L’action de dire le droit se caractérise par une diffusion spatiale du juris dictio mais elle est doit être également assurée par une diffusion temporelle. Elle doit s’inscrire dans une cohérence temporelle indéniable car la portée du juris dictio dépasse le seul différend traité ; elle l’inscrit dans l’effectivité et l’évolution du droit. Le dictio ne peut pas être soupçonné de ne constituer qu’une succession de tentatives diplomatiques de règlements de différends n’ayant entre elles aucun lien, alors que ce lien affirme le poids et la centralité d’un juris dictio véritable dans la dynamique du droit qu’il énonce.

De ces considérations appliquées au système mémorandaire de règlement des différends interétatiques, une difficulté majeure surgit immédiatement : une cohérence du juris dictio est difficile à trouver et à assurer. La raison est double : le système de règlement est composé de plusieurs phases et acteurs distincts ce qui, à première vue, semble révéler une hétérogénéité patente ; le système doit se confronter à des dispositions et des différends matériellement très hétéroclites puisque appartenant aux multiples accords gérés par l’OMC et qui n’ont en commun que la sphère commerciale, vaste au demeurant. Les conséquences de cette difficulté pourraient donc être, soit un conflit entre instances juridictionnelles au sein du même système de règlement, soit l’hétérogénéité de ce système qui ne serait composé que pour partie d’instances juridictionnelles, soit encore une inconstance des actions effectuées.
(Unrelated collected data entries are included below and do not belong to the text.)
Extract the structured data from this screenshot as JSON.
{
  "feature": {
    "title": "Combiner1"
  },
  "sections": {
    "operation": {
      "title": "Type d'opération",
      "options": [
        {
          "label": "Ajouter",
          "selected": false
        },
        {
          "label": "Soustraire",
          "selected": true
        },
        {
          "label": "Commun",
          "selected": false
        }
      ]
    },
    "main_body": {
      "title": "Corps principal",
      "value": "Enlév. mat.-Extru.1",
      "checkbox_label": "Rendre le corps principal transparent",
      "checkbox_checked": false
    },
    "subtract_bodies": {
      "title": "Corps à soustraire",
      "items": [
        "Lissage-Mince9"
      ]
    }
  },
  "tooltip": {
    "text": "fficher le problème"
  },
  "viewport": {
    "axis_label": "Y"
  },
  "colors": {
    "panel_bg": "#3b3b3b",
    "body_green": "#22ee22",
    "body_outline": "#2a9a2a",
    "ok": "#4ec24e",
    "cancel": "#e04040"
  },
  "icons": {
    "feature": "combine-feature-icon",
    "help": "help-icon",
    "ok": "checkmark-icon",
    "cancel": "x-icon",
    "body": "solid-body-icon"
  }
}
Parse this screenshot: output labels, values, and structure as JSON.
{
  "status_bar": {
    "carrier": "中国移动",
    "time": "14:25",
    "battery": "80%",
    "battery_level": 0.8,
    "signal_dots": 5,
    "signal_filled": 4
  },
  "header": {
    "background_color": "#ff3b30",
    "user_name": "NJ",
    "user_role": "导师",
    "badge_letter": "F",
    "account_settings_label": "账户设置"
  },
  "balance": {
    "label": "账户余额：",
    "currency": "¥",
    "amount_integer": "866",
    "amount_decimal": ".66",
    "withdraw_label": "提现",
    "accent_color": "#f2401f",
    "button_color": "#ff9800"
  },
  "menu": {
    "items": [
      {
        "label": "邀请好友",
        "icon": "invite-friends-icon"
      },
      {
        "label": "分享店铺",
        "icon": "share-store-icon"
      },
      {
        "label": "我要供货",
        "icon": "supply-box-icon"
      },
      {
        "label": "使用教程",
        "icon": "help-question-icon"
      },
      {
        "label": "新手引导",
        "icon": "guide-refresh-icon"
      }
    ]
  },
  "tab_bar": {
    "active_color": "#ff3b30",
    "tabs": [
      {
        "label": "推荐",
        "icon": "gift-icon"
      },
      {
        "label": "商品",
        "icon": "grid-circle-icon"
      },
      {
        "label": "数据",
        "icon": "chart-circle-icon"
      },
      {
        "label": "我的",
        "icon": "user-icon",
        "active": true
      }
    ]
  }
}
Le juris dictio, pourtant indispensable à la caractérisation d’une juridiction, serait alors divergent, concurrencé ou faible et, de la sorte, perdrait de sa centralité et de sa crédibilité. Il ne possèderait pas cette cohérence et cette constance qui en font un moteur d’efficacité et de développement du droit. Partant, il perdrait de sa force, du fait de sa trop grande dilution dans un système qui deviendrait alors un simple règlement juridique contingent des différends et non un système véritablement et durablement juridictionnel. L’incohérence du juris dictio n’ôterait pas au système sa juridicité mais sa juridictionnalité, dans la mesure où la juridiction, par son action de dire le droit, ne se contente pas de participer au règlement du différend d’espèce mais remplit de la sorte un rôle essentiel constant dans l’effectivité et l’évolution du droit de manière générale.
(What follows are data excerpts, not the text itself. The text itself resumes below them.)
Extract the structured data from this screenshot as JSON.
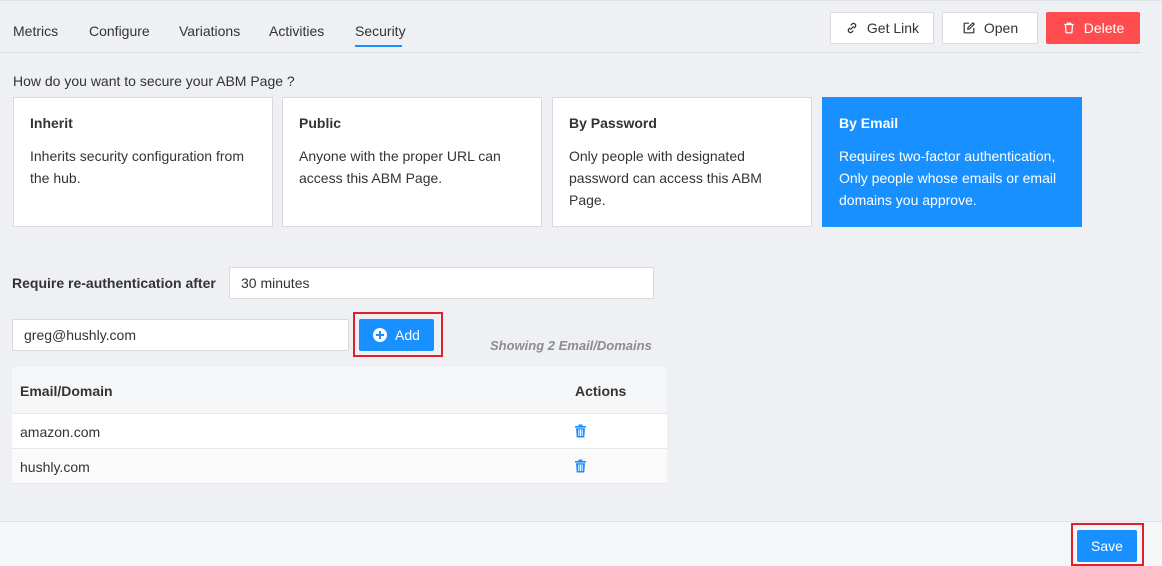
{
  "tabs": [
    {
      "label": "Metrics"
    },
    {
      "label": "Configure"
    },
    {
      "label": "Variations"
    },
    {
      "label": "Activities"
    },
    {
      "label": "Security"
    }
  ],
  "header_buttons": {
    "get_link": "Get Link",
    "open": "Open",
    "delete": "Delete"
  },
  "question": "How do you want to secure your ABM Page ?",
  "options": [
    {
      "title": "Inherit",
      "desc": "Inherits security configuration from the hub."
    },
    {
      "title": "Public",
      "desc": "Anyone with the proper URL can access this ABM Page."
    },
    {
      "title": "By Password",
      "desc": "Only people with designated password can access this ABM Page."
    },
    {
      "title": "By Email",
      "desc": "Requires two-factor authentication, Only people whose emails or email domains you approve."
    }
  ],
  "selected_option": "By Email",
  "reauth": {
    "label": "Require re-authentication after",
    "value": "30 minutes"
  },
  "email_input": {
    "value": "greg@hushly.com"
  },
  "add_label": "Add",
  "showing_text": "Showing 2 Email/Domains",
  "table": {
    "headers": [
      "Email/Domain",
      "Actions"
    ],
    "rows": [
      {
        "domain": "amazon.com",
        "action_icon": "trash-icon"
      },
      {
        "domain": "hushly.com",
        "action_icon": "trash-icon"
      }
    ]
  },
  "save_label": "Save",
  "colors": {
    "primary": "#1890ff",
    "danger": "#ff4d4f",
    "highlight": "#e0202a"
  }
}
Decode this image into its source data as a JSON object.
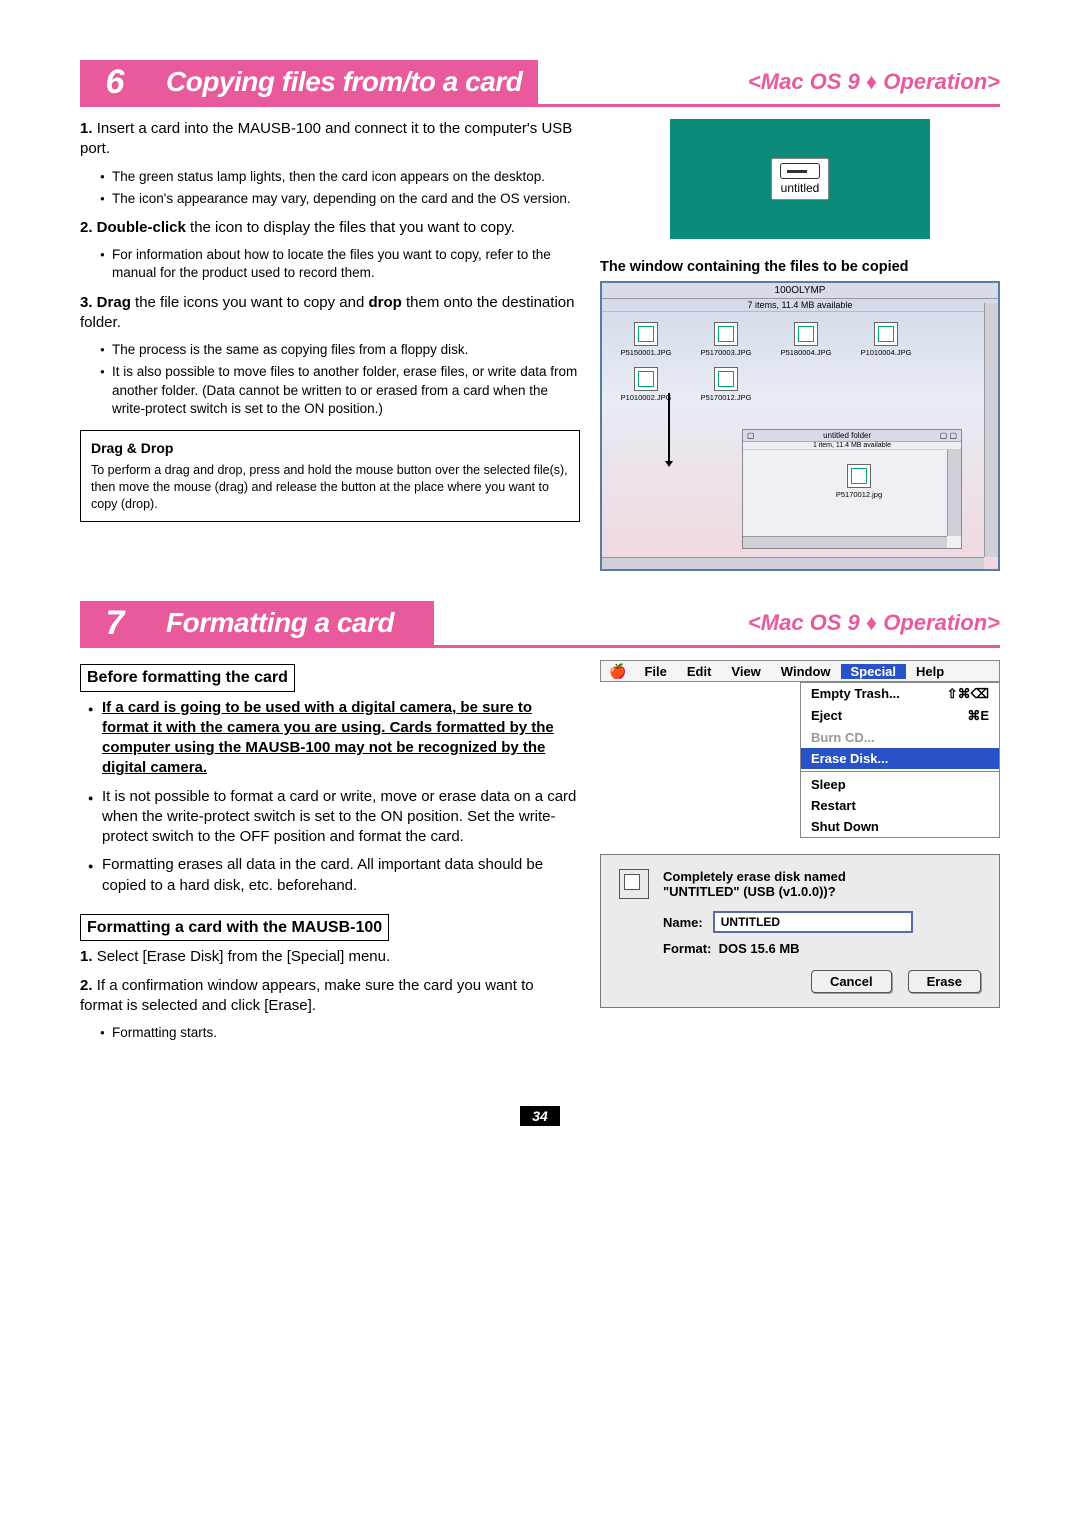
{
  "section6": {
    "num": "6",
    "title": "Copying files from/to a card",
    "sub": "<Mac OS 9 ♦ Operation>",
    "steps": {
      "s1": {
        "num": "1.",
        "text": "Insert a card into the MAUSB-100 and connect it to the computer's USB port."
      },
      "s1_b1": "The green status lamp lights, then the card icon appears on the desktop.",
      "s1_b2": "The icon's appearance may vary, depending on the card and the OS version.",
      "s2": {
        "numbold": "2. Double-click",
        "text": " the icon to display the files that you want to copy."
      },
      "s2_b1": "For information about how to locate the files you want to copy, refer to the manual for the product used to record them.",
      "s3": {
        "numbold": "3. Drag",
        "mid": " the file icons you want to copy and ",
        "bold2": "drop",
        "end": " them onto the destination folder."
      },
      "s3_b1": "The process is the same as copying files from a floppy disk.",
      "s3_b2": "It is also possible to move files to another folder, erase files, or write data from another folder. (Data cannot be written to or erased from a card when the write-protect switch is set to the ON position.)"
    },
    "dragdrop": {
      "title": "Drag & Drop",
      "body": "To perform a drag and drop, press and hold the mouse button over the selected file(s), then move the mouse (drag) and release the button at the place where you want to copy (drop)."
    },
    "desktop_icon_label": "untitled",
    "caption": "The window containing the files to be copied",
    "finder": {
      "title": "100OLYMP",
      "info": "7 items, 11.4 MB available",
      "files": [
        "P5150001.JPG",
        "P5170003.JPG",
        "P5180004.JPG",
        "P1010004.JPG",
        "P1010002.JPG",
        "P5170012.JPG"
      ],
      "subwin_title": "untitled folder",
      "subwin_info": "1 item, 11.4 MB available",
      "subwin_file": "P5170012.jpg"
    }
  },
  "section7": {
    "num": "7",
    "title": "Formatting a card",
    "sub": "<Mac OS 9 ♦ Operation>",
    "before_heading": "Before formatting the card",
    "bullets": {
      "b1": "If a card is going to be used with a digital camera, be sure to format it with the camera you are using. Cards formatted by the computer using the MAUSB-100 may not be recognized by the digital camera.",
      "b2": "It is not possible to format a card or write, move or erase data on a card when the write-protect switch is set to the ON position. Set the write-protect switch to the OFF position and format the card.",
      "b3": "Formatting erases all data in the card. All important data should be copied to a hard disk, etc. beforehand."
    },
    "withmausb_heading": "Formatting a card with the MAUSB-100",
    "steps": {
      "s1": {
        "num": "1.",
        "text": "Select [Erase Disk] from the [Special] menu."
      },
      "s2": {
        "num": "2.",
        "text": "If a confirmation window appears, make sure the card you want to format is selected and click [Erase]."
      },
      "s2_b1": "Formatting starts."
    },
    "menubar": {
      "items": [
        "File",
        "Edit",
        "View",
        "Window",
        "Special",
        "Help"
      ]
    },
    "dropdown": {
      "empty": "Empty Trash...",
      "empty_sc": "⇧⌘⌫",
      "eject": "Eject",
      "eject_sc": "⌘E",
      "burn": "Burn CD...",
      "erase": "Erase Disk...",
      "sleep": "Sleep",
      "restart": "Restart",
      "shutdown": "Shut Down"
    },
    "dialog": {
      "line1": "Completely erase disk named",
      "line2": "\"UNTITLED\" (USB (v1.0.0))?",
      "name_label": "Name:",
      "name_value": "UNTITLED",
      "format_label": "Format:",
      "format_value": "DOS 15.6 MB",
      "cancel": "Cancel",
      "erase": "Erase"
    }
  },
  "page_number": "34"
}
Aussi l’action de dire le droit doit-elle bénéficier d’une diffusion temporelle d’un juris dictio unifié, d’abord au fur et à mesure du déroulement de la procédure de règlement d’un seul différend (Section 1), ensuite par-delà le seul différend d’espèce, par le biais d’une continuité des décisions et non plus seulement par celui de la décision s’appliquant au différend, c’est-à-dire, en d’autres termes, par la reconnaissance d’une jurisprudence (Section 2).